Quando richiedere il certificato carichi pendenti fiscali all’Agenzia delle Entrate

È utile quindi chiederlo in diversi casi: per fusioni o scissioni di imprese o ditte individuali, ad esempio, o prima di creare collaborazioni che presuppongono l’affidabilità delle parti, come incarichi di appalto o sub-appalto.

Un’altra situazione in cui è importante farne richiesta sono le cessioni d’azienda. Il certificato dei carichi pendenti fiscali rilasciato in questi casi riporta le irregolarità relative all’anno in cui ha luogo la cessione e ai 2 anni precedenti, più quelle contestate in tale arco di tempo sebbene commesse in anni ancora precedenti. Questo perché, nel periodo indicato, l’acquirente risulta responsabile dei debiti fiscali in solido con chi cede l’azienda (che li ha contratti).

L’Agenzia delle Entrate rilascia il Certificato unico debiti tributari entro 30 giorni dalla data in cui l’ufficio competente ha ricevuto la richiesta. Invece, nel caso della cessione di azienda il certificato che attesta l’esistenza di contestazioni viene rilasciata entro 40 giorni.

Cosa contiene il certificato unico dei debiti tributari

Ai fini delle imposte dirette e dell’Iva il certificato indica (atti notificati):

  • il processo verbale di constatazione,
  • la contestazione,
  • l’avviso di sanzione,
  • l’eventuale avviso di rettifica e quello di accertamento,
  • eventuali importi dovuti a seguito di liquidazione delle dichiarazioni annuali e relativamente alla Partita Iva.
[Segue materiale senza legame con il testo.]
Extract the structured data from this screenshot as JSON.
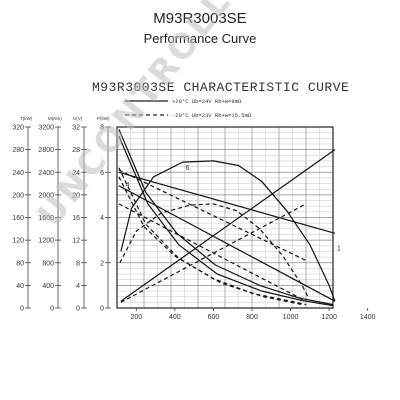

In merito alle imposte indirette (imposta di registro, imposta di successione o donazione, eccetera) il certificato indica: l’avviso di rettifica, quello di liquidazione dell’imposta e di sanzione, più altri atti notificati dall’Ufficio del Registro.

In caso di controversie in corso, è indicato il grado di giudizio e, qualora sia prevista una riscossione frazionata, l’eventuale avviso di liquidazione emesso.